L’économie française est à l’arrêt depuis maintenant près de deux ans, avec une croissance en moyenne nulle sur les sept derniers trimestres. Et, au vu des derniers indicateurs disponibles (consommation des ménages, production industrielle, enquêtes de conjoncture), l’année 2013 serait une année blanche comme 2012. Cette faiblesse de l’activité s’explique non seulement par l’ajustement des finances publiques, en France comme chez ses principaux partenaires, mais aussi par un handicap de compétitivité.
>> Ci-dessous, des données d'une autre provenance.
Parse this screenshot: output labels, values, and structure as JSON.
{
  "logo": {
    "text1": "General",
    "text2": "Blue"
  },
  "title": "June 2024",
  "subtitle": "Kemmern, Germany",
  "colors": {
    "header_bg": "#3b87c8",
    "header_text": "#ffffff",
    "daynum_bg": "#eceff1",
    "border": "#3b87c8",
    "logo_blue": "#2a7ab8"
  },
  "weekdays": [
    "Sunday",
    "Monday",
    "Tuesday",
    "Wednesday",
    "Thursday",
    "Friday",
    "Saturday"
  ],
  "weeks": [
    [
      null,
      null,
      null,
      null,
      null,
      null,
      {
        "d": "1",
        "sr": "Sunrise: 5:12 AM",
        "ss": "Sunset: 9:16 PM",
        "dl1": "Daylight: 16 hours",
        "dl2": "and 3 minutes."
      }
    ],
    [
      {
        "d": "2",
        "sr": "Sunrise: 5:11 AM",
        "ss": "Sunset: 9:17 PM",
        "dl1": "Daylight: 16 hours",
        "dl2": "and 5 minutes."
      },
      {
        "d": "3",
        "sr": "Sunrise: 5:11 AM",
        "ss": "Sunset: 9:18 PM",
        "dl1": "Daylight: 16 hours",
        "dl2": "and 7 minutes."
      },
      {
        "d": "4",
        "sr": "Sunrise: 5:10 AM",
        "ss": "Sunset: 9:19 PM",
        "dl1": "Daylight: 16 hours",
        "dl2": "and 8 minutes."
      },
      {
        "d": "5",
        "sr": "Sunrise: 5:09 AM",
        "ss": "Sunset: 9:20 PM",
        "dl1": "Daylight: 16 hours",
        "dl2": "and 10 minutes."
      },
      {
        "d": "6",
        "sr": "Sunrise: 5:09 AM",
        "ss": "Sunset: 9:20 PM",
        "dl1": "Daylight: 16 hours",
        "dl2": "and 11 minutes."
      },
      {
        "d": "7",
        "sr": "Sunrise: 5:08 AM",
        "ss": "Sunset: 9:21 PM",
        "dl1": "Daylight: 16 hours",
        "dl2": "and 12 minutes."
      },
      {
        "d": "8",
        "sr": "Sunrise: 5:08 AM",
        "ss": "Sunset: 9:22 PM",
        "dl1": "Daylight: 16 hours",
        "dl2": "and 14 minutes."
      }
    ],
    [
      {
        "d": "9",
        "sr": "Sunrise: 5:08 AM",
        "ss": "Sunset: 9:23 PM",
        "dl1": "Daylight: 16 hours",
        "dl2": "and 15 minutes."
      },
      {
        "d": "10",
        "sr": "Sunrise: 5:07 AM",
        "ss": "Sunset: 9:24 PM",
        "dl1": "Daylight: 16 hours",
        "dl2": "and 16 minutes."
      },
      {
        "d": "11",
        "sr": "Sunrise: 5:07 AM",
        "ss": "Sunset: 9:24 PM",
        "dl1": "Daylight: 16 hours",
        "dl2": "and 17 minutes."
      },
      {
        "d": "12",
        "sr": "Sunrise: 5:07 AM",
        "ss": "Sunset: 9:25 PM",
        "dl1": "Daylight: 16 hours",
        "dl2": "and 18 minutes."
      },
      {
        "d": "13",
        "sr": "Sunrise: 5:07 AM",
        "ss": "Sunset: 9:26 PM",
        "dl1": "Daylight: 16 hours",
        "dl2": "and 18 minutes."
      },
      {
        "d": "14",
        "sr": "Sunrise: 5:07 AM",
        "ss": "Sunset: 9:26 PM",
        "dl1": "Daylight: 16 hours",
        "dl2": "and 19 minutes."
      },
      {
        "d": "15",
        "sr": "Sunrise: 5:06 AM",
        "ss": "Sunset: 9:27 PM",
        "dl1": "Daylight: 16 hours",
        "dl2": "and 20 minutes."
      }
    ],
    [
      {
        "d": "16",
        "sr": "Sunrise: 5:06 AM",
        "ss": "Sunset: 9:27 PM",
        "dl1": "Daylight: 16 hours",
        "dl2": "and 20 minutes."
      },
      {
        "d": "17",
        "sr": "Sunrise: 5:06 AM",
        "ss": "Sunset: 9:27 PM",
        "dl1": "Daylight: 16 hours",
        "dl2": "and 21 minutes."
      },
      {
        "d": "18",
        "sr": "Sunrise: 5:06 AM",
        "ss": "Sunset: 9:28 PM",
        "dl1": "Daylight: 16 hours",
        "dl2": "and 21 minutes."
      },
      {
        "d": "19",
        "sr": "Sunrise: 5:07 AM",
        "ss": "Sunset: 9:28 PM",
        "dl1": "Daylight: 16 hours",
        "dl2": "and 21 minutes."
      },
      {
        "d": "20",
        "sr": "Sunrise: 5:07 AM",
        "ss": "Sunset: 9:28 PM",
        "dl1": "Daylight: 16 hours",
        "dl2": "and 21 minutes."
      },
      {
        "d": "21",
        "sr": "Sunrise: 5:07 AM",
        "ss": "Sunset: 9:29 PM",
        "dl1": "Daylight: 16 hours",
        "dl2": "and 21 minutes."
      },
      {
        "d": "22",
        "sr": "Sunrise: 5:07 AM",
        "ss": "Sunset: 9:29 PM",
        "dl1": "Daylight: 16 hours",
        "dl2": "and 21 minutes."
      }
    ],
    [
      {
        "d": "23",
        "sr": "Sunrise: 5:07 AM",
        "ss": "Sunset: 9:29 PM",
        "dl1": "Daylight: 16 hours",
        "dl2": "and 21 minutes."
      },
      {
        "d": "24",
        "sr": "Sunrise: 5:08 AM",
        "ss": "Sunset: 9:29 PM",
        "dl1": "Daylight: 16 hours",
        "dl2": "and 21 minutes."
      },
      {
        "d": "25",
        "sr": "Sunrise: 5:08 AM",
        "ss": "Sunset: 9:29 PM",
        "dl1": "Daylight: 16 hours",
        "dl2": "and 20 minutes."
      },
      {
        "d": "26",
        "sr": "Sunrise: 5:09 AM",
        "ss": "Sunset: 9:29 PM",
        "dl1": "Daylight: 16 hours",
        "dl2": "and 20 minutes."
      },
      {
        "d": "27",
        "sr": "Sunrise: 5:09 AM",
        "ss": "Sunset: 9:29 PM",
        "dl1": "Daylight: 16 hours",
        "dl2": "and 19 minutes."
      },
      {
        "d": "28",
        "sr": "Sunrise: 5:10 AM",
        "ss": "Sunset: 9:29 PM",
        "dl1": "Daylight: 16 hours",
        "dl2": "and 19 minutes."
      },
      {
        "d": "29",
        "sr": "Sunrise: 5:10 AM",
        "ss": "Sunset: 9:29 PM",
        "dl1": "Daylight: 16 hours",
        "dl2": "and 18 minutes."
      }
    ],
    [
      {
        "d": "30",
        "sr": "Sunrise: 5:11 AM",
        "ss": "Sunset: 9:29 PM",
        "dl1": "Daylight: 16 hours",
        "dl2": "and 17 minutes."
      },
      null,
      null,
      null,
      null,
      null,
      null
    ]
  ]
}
La correction des excès d’endettement passés, comme on s’en rend bien compte aujourd’hui, prend du temps. Ces facteurs vont donc durablement peser sur l’activité. Ils maintiendraient ainsi la croissance française sous le rythme de 2 % par an qui semblait la norme avant crise, la ramenant probablement autour de 1,5 % à l’horizon 2015-2020 après un redémarrage, timide et progressif, à partir du second semestre 2013.

Mais dire combien d’années, la croissance française sera affaiblie est difficile car cela dépend de plusieurs facteurs difficilement prévisibles :

  • à quelle vitesse les pays assainiront-ils leurs finances publiques ?

  • à quel rythme les réformes structurelles seront-elles mises en œuvre et dans combien de temps produiront-elles leurs effets sur le potentiel de croissance ?

  • quand reviendra la confiance qui permettra au redémarrage économique de s’amorcer, rendant l’ajustement plus aisé ?

Néanmoins, cette situation diffère sensiblement de la situation japonaise des 20 dernières années, caractérisée par un taux de croissance moyen inférieur à 1 % par an et une inflation en moyenne nulle.

Les entreprises françaises seront-elles de plus en plus contraintes d'aller chercher de la croissance hors de France au cours de cette décennie ? Sur quels relais de croissance pourront-elles compter ?

Il faut bien garder à l’esprit que les entreprises françaises n’ont pas attendu la crise pour saisir des opportunités à l’international. Ainsi, les exportations représentent plus du quart du PIB français, la France est le 6ème exportateur mondial et les grands groupes du CAC40 réalisent la majeure partie de leurs chiffres d’affaires à l’étranger.

Mais se tourner directement vers l’international n’est pas forcément une possibilité pour toutes les entreprises, soit de par la nature de leur activité, soit parce qu’elles n’ont pas les reins assez solides pour le faire seules ; elles ne peuvent donc l’envisager qu’en accompagnement des groupes. Et il ne faut pas oublier qu’une plus grande ouverture sur l’extérieur peut certes apporter un surcroit de croissance, notamment dans le contexte actuel, mais peut également être source d’une plus grande volatilité de l’activité, comme l’ont illustré le Japon et l’Allemagne en 2008-2009.